EnergySolutions operates the country's largest and only privately owned low-level radioactive waste disposal site.

Val Christensen, the company's president, said the court decision affects only EnergySolutions because its facility is unique.

"We have a legitimate business that is lawful, it's highly regulated, and we deal with these materials safely," Christensen said. Disposal of the Italian waste would give the company a leg up against international competitors as it seeks to become a player in the global nuclear waste disposal industry, he said.

Rep. Ed Markey, D-Mass., the energy and commerce committee's energy subcommittee chairman, said no other country accepts foreign radioactive waste for disposal.

"If the U.S. remains the one country that allows for the disposal of foreign waste, then nothing stops these other countries from using us as their nuclear dumping ground," Markey said.

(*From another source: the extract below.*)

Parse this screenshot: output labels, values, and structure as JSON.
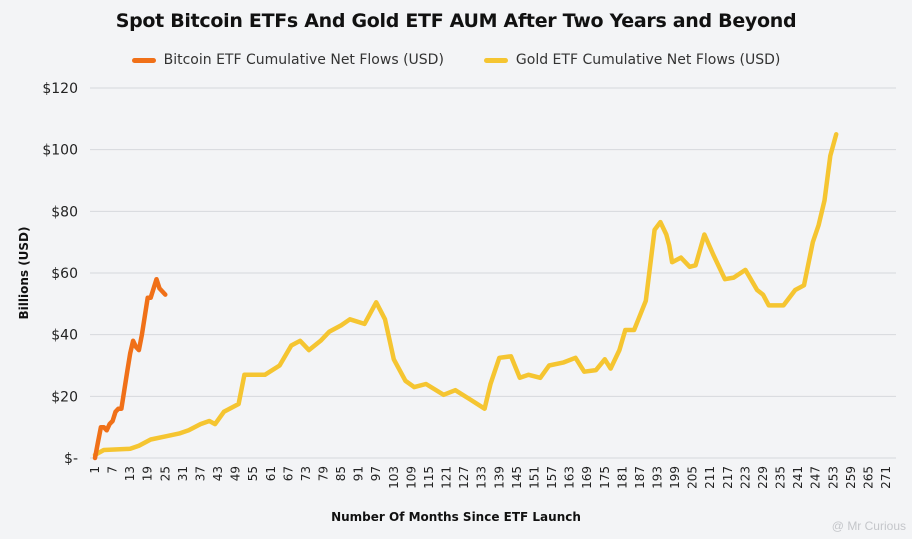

The bill's sponsors said the measure will benefit the domestic nuclear power industry by preserving disposal capacity for U.S.-generated waste. But Rep. Fred Upton, R-Mich., described the measure as a veiled attack on nuclear power.

"This is the camel's nose under the tent, and that is shutting down all of our domestic processing and disposal capabilities and eventually mothballing all of our ... nuclear power plants," Upton said.